Following at a rapid gait was a bewitching picture of alabaster limbs and Gothic joints and Wamsutta muslin night robe.

That was me.

The queen of night withdrew behind a cloud.

The vision seemed to break her all up.

Bye-and-bye there was a crash, and the seal-brown cow went home carrying the garden gate with her as a kind of keepsake. She had a plenty of garden gates at home in her collection, but she had none of that particular pattern. So she wore it home around her neck.

The writer of these lines then carefully brushed the sand off his feet with a pillow sham and retired to rest.

When the bright May morn was ushered in upon the busy world the radish and squash bed had melted into chaos and there only remained some sticks of stove wood and the tracks of a cow, interspersed with the dainty little footprints of some Peri or other who evidently stepped about four yards at a lick, and could wear a number nine shoe if necessary.

Yesterday morning it was very cold, and when I went out to feed my royal self-acting hen, I found this same cow wedged into the hen coop. O, blessed opportunity! O, thrice blessed and long-sought revenge!

Now I had her where she could not back out, and I secured a large picket from the fence, and took my coat off, and breathed in a full breath. I did not want to kill her, I simply wanted to make her wish that she had died of membranous croup when she was young.

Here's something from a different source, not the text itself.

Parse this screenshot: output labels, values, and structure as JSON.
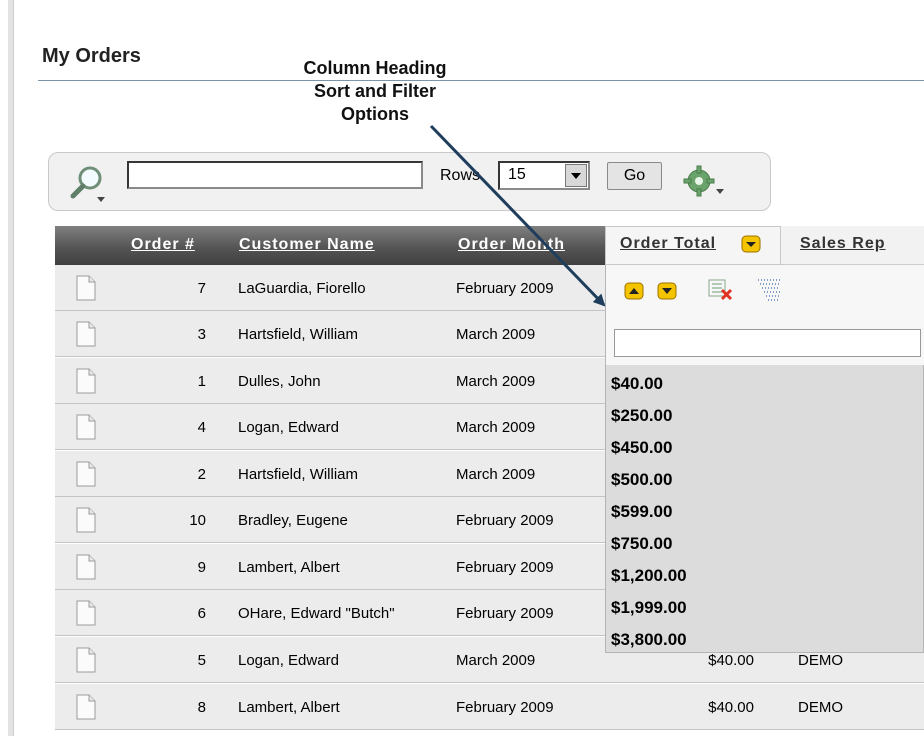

While I was spitting on my hands she seemed to catch my idea, but she saw how hopeless was her position. I brought down the picket with the condensed strength and eagerness and wrath of two long, suffering years. It struck the corner of the hen-house. There was a deafening crash and then all was still, save the low, rippling laugh of the cow, as she stood in the alley and encouraged me while I nailed up the hen-house again.